Publication year - 2017
Publication title -
journal of neuroimaging
Language(s) - English
Resource type - Journals
SCImago Journal Rank - 0.822
H-Index - 64
eISSN - 1552-6569
pISSN - 1051-2284
DOI - 10.1111/jon.12479
Subject(s) - subtraction , artificial intelligence , medicine , image registration , normalization (sociology) , computer vision , lesion , nonlinear system , nuclear medicine , pattern recognition (psychology) , computer science , mathematics , image (mathematics) , pathology , physics , arithmetic , quantum mechanics , sociology , anthropology
ABSTRACT BACKGROUND AND PURPOSE To propose and validate nonlinear registration techniques for generating subtraction images because of their ability to reduce artifacts and improve lesion detection and lesion volume quantification. METHODS Postcontrast T 1 ‐weighted spin echo and T 2 ‐weighted dual echo images were acquired for 20 patients with relapsing‐remitting multiple sclerosis (RRMS) on a monthly basis for a year (14 women, average age 33.6 ± 6.9).

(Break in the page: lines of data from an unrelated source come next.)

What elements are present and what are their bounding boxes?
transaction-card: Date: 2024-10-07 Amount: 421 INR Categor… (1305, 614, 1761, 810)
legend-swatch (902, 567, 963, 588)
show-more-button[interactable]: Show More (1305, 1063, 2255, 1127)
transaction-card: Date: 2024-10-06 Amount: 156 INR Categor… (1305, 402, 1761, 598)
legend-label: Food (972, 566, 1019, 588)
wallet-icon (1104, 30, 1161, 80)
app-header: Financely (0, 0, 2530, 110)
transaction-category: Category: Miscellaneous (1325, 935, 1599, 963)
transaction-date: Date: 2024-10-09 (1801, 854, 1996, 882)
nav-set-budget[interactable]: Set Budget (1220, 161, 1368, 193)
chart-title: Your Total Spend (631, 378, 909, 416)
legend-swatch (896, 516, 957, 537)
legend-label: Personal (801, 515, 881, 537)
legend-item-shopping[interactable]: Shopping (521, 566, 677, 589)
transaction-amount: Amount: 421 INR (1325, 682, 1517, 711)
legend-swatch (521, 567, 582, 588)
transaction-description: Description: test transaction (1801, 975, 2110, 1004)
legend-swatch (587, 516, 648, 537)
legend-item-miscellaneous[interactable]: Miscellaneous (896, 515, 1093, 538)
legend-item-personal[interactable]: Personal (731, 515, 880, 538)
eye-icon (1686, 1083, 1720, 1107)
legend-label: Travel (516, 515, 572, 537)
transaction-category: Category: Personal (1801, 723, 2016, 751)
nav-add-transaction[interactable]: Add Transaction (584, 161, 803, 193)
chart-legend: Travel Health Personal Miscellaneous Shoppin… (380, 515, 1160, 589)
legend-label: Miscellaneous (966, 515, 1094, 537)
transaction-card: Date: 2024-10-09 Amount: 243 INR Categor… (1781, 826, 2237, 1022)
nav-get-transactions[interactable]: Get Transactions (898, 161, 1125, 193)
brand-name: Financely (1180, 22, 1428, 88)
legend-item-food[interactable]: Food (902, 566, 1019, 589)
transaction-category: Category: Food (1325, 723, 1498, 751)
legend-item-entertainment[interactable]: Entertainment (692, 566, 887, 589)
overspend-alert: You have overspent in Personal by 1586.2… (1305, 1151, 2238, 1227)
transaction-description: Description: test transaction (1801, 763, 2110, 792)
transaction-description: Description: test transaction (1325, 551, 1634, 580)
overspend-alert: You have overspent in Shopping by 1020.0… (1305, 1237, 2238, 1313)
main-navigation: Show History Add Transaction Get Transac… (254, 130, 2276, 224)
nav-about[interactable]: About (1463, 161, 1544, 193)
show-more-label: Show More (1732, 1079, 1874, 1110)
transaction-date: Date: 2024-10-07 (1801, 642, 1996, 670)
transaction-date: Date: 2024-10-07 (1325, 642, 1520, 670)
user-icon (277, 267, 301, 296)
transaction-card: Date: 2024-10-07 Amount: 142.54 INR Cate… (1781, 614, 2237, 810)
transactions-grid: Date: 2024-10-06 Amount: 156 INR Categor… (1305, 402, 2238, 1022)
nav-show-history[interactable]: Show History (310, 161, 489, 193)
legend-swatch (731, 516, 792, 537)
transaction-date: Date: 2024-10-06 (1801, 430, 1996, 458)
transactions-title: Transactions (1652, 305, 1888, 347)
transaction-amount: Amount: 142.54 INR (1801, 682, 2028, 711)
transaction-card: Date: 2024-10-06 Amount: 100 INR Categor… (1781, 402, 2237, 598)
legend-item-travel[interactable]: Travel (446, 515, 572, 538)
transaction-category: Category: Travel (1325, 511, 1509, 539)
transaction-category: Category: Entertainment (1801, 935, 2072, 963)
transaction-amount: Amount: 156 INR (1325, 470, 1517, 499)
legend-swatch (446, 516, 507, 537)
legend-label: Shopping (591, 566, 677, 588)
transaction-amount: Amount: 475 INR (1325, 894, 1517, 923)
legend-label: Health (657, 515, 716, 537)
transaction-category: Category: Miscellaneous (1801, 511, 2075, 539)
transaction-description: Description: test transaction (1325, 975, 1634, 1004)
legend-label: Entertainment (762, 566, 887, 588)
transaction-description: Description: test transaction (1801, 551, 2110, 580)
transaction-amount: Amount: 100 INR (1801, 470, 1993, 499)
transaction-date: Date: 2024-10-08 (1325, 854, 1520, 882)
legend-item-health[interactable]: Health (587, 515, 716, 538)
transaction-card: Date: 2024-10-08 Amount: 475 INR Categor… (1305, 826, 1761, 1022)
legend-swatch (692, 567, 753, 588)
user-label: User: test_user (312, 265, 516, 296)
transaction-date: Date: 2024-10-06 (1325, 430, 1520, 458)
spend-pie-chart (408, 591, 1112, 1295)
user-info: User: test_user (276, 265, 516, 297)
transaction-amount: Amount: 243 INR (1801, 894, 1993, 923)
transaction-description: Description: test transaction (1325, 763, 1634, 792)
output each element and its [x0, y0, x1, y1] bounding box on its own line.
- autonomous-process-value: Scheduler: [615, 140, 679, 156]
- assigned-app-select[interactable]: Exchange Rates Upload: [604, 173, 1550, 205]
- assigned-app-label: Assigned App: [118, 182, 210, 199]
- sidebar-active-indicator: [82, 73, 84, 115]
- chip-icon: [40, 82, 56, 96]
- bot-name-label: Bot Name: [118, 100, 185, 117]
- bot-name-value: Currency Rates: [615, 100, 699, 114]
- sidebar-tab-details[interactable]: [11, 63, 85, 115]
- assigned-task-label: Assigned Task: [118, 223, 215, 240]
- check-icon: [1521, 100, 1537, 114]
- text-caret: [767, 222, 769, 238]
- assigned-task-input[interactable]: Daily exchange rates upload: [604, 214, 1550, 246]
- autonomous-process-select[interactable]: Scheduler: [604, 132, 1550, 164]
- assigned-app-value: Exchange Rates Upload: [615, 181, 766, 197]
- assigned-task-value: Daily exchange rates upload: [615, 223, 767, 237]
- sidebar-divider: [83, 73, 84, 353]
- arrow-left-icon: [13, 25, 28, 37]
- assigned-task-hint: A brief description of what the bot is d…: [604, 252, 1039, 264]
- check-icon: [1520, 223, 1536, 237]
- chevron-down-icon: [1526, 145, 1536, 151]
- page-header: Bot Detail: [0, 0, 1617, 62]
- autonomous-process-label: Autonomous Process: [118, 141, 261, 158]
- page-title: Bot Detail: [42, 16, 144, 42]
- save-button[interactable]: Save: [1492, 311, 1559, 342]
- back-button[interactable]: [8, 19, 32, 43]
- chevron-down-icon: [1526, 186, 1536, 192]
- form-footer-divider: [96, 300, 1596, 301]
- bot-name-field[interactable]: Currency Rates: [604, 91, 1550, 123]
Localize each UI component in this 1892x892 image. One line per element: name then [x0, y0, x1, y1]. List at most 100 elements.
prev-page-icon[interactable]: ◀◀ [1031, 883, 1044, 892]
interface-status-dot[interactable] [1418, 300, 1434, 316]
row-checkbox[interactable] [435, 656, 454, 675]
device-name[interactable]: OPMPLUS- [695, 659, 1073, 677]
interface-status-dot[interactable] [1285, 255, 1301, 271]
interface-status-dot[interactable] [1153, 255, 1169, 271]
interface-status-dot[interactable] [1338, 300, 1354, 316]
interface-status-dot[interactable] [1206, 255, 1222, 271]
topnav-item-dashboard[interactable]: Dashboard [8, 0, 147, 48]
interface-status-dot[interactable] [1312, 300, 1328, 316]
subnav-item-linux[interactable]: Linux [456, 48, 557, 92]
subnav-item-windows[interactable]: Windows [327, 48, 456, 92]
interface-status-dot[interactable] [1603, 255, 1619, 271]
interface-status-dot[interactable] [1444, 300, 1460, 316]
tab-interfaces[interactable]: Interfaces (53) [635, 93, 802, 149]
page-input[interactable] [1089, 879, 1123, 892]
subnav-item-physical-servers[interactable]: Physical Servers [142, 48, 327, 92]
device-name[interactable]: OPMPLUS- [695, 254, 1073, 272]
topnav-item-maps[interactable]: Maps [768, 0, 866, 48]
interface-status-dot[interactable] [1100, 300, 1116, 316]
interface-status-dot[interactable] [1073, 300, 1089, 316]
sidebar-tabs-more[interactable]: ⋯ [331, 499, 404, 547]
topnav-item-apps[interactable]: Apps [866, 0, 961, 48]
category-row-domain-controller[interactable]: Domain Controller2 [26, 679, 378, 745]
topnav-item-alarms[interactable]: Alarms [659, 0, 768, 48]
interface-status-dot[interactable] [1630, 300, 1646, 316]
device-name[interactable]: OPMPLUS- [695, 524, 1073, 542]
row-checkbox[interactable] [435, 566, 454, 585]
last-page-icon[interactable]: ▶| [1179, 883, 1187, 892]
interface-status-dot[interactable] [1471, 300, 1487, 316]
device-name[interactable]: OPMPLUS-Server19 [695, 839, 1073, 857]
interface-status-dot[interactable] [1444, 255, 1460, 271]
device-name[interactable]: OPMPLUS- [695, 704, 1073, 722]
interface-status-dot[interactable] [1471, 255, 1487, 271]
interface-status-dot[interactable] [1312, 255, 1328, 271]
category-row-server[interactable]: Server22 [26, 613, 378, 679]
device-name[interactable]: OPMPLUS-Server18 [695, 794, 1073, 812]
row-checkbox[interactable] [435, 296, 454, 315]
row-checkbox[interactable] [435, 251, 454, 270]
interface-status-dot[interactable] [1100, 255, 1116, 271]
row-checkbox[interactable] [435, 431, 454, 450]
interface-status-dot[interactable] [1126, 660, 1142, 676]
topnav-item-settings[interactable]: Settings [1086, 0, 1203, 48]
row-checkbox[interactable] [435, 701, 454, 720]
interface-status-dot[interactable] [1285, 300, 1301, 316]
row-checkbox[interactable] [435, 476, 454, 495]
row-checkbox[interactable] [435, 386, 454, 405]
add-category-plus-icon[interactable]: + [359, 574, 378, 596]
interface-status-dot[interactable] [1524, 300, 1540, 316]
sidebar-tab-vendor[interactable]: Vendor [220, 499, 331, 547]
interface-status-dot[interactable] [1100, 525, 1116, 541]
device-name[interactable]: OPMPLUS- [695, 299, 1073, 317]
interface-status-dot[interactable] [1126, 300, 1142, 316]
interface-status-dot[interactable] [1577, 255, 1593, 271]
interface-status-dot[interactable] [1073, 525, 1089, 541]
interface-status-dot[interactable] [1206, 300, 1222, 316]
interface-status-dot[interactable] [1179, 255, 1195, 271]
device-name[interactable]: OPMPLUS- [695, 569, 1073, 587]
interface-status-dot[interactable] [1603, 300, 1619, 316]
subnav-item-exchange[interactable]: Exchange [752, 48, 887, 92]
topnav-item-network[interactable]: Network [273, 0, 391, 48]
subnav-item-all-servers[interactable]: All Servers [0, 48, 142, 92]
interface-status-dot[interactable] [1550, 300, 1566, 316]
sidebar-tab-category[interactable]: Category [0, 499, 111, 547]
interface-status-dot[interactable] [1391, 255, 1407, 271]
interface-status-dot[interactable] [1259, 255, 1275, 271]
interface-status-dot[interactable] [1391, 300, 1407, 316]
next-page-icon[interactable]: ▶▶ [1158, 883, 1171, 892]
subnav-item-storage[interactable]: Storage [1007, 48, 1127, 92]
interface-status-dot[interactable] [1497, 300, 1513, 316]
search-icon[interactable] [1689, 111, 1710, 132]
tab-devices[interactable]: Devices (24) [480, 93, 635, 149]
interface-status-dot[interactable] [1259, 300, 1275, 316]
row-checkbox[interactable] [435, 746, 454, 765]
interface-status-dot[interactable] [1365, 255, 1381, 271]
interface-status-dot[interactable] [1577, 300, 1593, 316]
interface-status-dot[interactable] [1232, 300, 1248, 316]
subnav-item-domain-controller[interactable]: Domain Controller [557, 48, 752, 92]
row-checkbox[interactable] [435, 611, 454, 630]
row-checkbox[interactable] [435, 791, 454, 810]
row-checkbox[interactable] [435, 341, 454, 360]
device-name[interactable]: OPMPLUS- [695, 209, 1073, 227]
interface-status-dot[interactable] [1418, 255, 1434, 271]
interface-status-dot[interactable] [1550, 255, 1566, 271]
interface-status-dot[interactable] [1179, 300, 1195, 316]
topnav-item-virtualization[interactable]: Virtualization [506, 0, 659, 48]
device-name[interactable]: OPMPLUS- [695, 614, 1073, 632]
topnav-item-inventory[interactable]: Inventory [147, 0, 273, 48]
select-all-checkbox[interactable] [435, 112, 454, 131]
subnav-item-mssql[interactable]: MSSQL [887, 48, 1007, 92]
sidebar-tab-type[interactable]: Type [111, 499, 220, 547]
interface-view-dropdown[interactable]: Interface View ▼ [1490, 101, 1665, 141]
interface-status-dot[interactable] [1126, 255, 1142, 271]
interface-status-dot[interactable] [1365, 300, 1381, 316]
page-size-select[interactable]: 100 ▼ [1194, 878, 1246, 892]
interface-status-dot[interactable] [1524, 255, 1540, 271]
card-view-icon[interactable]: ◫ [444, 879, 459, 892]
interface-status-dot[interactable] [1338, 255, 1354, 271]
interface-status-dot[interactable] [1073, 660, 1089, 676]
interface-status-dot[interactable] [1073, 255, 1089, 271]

The T 2 ‐weighted images from the first scan were used as a baseline for each patient. The images from the last scan were registered to the baseline image. Four different registration algorithms used for evaluation included; linear, halfway linear, nonlinear, and nonlinear halfway. Subtraction images were generated after brain extraction, intensity normalization, and Gaussian blurring. Lesion activity changes along with identified artifacts were scored on all four techniques by two independent observers. Additionally, quantitative analysis of the algorithms was performed by estimating the volume changes of simulated lesions and real lesions. For real lesion volume change analysis, five subjects were selected randomly. Subtraction images were generated between all the 11 time points and the baseline image using linear and nonlinear registration for the five subjects. RESULTS Lesion activity detection resulted in similar performance among the four registration techniques. Lesion volume measurements on subtraction images using nonlinear registration were closer to lesion volume on T 2 ‐weighted images. A statistically significant difference was observed among the four registration techniques while evaluating yin‐yang artifacts. Pairwise comparisons showed that nonlinear registration results in the least amount of yin‐yang artifacts, which are significantly different. CONCLUSIONS Nonlinear registration for generation of subtraction images has been demonstrated to be a promising new technique as it shows improvement in lesion activity change detection. This approach decreases the number of artifacts in subtraction images. With improved lesion volume estimates and reduced artifacts, nonlinear registration may lead to discarding less subject data and an improvement in the statistical power of subtraction imaging studies.